Women march to Knesset to support Jewish administrative detainees

There are currently 22 Jewish people who have administrative conditions set against them in Israel.

 Pictures from the march  (photo credit: Courtesy)
Pictures from the march
(photo credit: Courtesy)

Hundreds of women and children marched from the Supreme Court to the Knesset in Jerusalem on Wednesday in support of nine Jews in administrative detention, according to Ayelet Hashachar, the mother of an 18-year-old who is in custody.

The march was also in support of 22 Jews who are under the constraints of some administrative conditions, she said.

It was “a statement of mothers that they are proud of their children,” she added.

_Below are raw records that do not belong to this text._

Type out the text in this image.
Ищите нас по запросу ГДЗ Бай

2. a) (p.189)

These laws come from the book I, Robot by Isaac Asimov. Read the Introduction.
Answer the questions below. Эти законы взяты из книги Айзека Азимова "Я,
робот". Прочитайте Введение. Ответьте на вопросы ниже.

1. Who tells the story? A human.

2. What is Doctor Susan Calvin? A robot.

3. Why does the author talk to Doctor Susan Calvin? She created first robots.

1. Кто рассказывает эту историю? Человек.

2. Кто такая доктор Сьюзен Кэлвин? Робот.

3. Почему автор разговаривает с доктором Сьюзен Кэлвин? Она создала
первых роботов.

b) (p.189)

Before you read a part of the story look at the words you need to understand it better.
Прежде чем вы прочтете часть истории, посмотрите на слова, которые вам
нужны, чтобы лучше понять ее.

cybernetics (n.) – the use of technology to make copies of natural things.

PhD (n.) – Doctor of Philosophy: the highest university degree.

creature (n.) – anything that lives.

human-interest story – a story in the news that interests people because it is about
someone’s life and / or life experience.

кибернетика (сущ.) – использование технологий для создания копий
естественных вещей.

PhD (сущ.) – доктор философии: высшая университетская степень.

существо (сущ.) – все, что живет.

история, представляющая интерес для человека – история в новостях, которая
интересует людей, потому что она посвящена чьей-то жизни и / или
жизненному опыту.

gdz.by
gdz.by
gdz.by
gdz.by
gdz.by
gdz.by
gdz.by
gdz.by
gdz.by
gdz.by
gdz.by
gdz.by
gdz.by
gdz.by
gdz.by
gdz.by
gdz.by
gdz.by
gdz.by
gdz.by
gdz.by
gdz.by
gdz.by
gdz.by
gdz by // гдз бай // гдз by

When asked why the detainees, and specifically her son, were being held, Hashachar said she had no idea and wished she knew.

"We will keep fighting"

Otzma Yehudit MK Limor Son Har-Melech told the protesters: “We will keep fighting for them, no matter how much they try to demonize and delegitimize them... because I know who these people are, and I know that they are arrested under draconian conditions with no proof and no court.”

Shai, the father of one of the detainees, said they were in administrative detention due to political persecution.“We are proud of our children, and we will not stop protesting until everyone is free, and we won’t stop there,” he said. “We will insist that the State of Israel apologizes to these heroes.”

Administrative detainees are in detention without trial for the security of the state or the public. The vast majority of administrative detainees are Palestinian, and they can be held without trial and for flexible amounts of time, which the state can extend. 

 Pictures from the march (credit: Courtesy)
Pictures from the march (credit: Courtesy)

Over the years, the US and Europe have criticized Israel for using administrative detention. Human-rights activists are critical of this type of detention because it abridges standard criminal proceedings and rights.

Administrative detention involves complex problems, according to the Israel Democracy Institute. Some of these problems include the tension it causes between the principle of due process, the challenges posed by concluding what the future will be from the past, and the changing bar for what is deemed dangerous, which may lead to a slippery slope, it said. 

These detentions violate basic human rights and must be categorically outlawed, according to the Israeli investigative site HaAyin HaShevi’it.

Yonah Jeremy Bob contributed to this report.